ETERNITY AND A DAY
MESUT ÖZTÜRK
3 NOV. > 2 DEC. 2023
Mesut Öztürk se repose sur ses fondations d’architecte, mué en artiste, pour explorer plus loin la composition des formes, délaissant l’utilitarisme de l’objet pour mieux embrasser sa poésie.
Mesut, fasciné, façonne la céramique, son matériau de prédilection depuis l’enfance, dont la primitivité lui permet une connexion avec d’anciens temps, ceux de l’Anatolie dont il aime raviver la beauté des poteries, et reconstruire les arches des églises byzantines et des mosquées ottomanes d’Istanbul.
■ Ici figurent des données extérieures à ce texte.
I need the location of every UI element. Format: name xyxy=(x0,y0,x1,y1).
Dans sa série Revak, mot qui désigne les portiques arqués, Mesut invoque et transpose le génie structurel de l’architecte turc du 16ème siècle Sinan, vers une abstraction contemporaine dont émerge un goût d’intemporalité, d’éternité. Il érige ainsi autant de ponts entre les humanités d’hier et d’aujourd’hui.
Peu à peu, les arches solides sont devenues dans sa série Knot (nœud) des lignes moins certaines et plus fluctuantes, testant les limites de l’architecture et de l’équilibre entre la matière et le vide. D’abord lignes ininterrompues, établissant une continuité complexe et insistant encore sur le lien entre les humanités, elles forment ensuite des constellations abstraites - dans lesquelles nous cherchons de la figuration, tout comme nos ancêtres voulaient voir dans le ciel étoilé la figuration de symboles porteurs de sens - dont les éléments épars sont assemblés avec tiges métalliques, vis, cordes, colliers de serrage en plastique, pinces, autant de liens fragiles qui défient les lois de la sculpture en même temps qu’ils attachent ensemble les notions d’éternité et d’éphémérité.
Mesut pousse même ce questionnement jusqu’à un paroxysme, lorsqu’il assemble des objets du quotidien sans plus aucun lien, simplement par un équilibre si fragile et éphémère que les œuvres en deviennent inexposables et ne peuvent être immortalisées que par la photographie, comme un instant volé, sitôt envolé.
L’œuvre sculpturale de Mesut est ainsi une balance entre l’éternité et l’instant, entre la perpétuation et la rupture du continuum humain, et nous relie à un passé séculaire de l’humanité autant qu’elle nous confronte à l’asthénie de notre présent et à l’axiome de plus en plus fragile de notre survivance dans l’avenir comme si, comme le héros du film L’Éternité et un jour du cinéaste grec Theo Angelopoulos, il ne nous restait plus qu’un seul jour à vivre.